Celebrating Half a Decade of State-of-the-Art Lineworker Training

PEC Technical Training Center Turns Five Years Old

Since opening in 2020, PEC’s Technical Training Center has delivered best-in-class instruction to lineworkers with state-of-the-art curriculum, facilities, and equipment. The center is the result of a vision first outlined in 2012, when PEC launched its 8,000-hour, Department of Labor-recognized Lineworker Apprenticeship Program.

Technical Training Director James Vasquez, who began his career as a PEC lineworker, has led the effort to build and expand the center.

“I’d seen what Northwest Lineman College was doing compared to what we were doing out in the field, and the consistency with the knowledge transfer and the techniques was there,” Vasquez said. “I felt that it would benefit the Co-op if we had such a facility here and put the ‘PEC Blue’ touch on it.”

Since then, the training center has reflected PEC’s commitment to preparing lineworkers for the field. It’s a place where apprentices can learn the basics, as well as have room to practice more advanced techniques and foster a stronger culture of safety along the way.

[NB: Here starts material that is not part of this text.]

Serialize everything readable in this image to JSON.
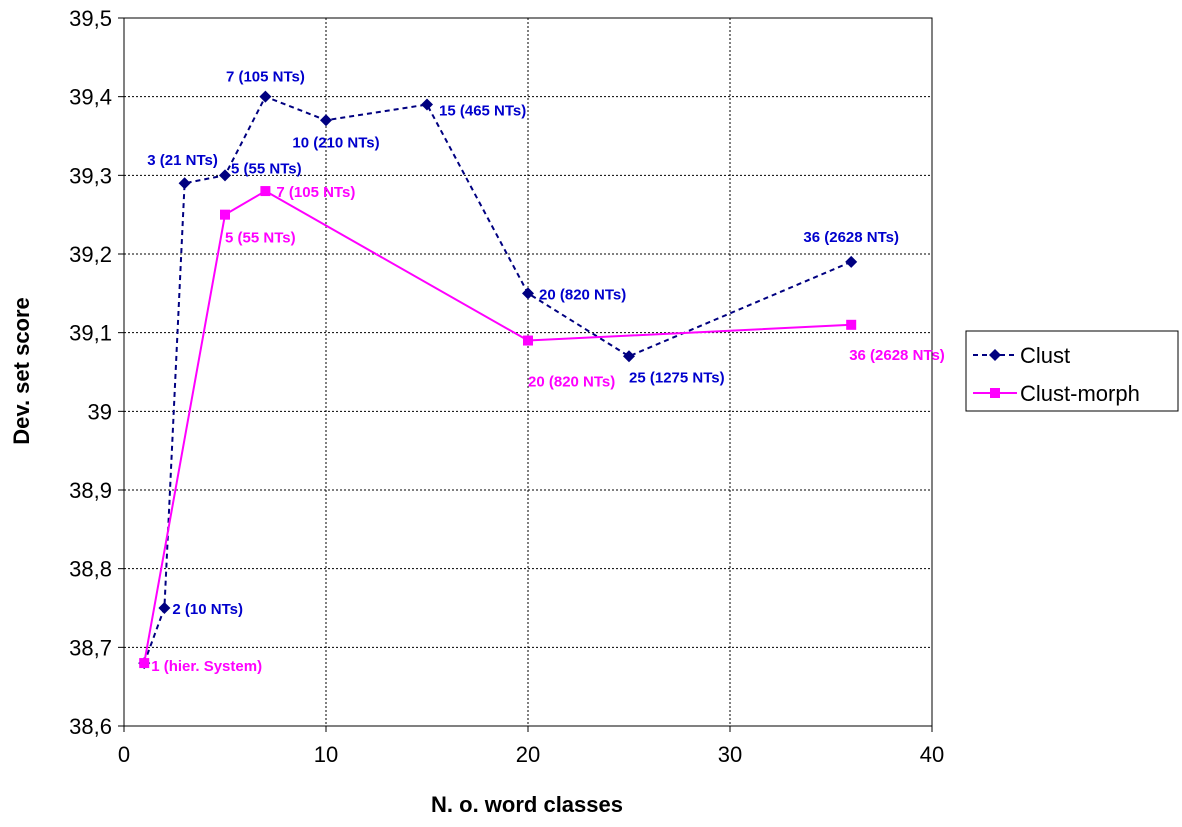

“Coming in as a year one apprentice, what you see here is going to be the best practice and in line with what your journeyworkers and fellow lineworkers see in the field,” Technical Training Manager Josh Hanawalt said. “In your training, you are going to get that foundational knowledge in a safe environment.”

Apprentices value the center’s accessibility and variety. Fourth-year apprentice James McCune noted how important the facility has been in his development.

“It’s so accessible for us, and it’s great that I am able to come up here and work on the regulators and capacitors and in a yard that’s built out to where you can really do anything,” McCune said.

The proof of this center’s effectiveness lies in the results achieved by our crews. In these five years, PEC apprentices have excelled at lineworker rodeo competitions, supported technological upgrades, and helped crews complete scheduled and unscheduled maintenance. Their training has contributed to impressive reliability metrics, including outage response times averaging less than an hour per member over a full year, a System Average Interruption Duration Index (SAIDI) score of 72 minutes — less than half the average of Texas utilities, and a strong safety record in 2025.

“We all have families, some of us have kids, so the priority is to do everything safely,” Journeyworker Crispen Davis said. “And when we’re safe, it keeps the membership safe as well.”

A major goal for the next five years is to expand the in-house training. By consolidating instruction under one roof, PEC can ensure every lineworker receives consistent, hands-on preparation tailored to the unique challenges of the system and our communities.

These first five years laid a strong foundation for what training will look like at PEC. The next five years will be about expanding that training, raising standards, and keeping safety at the heart of everything we do.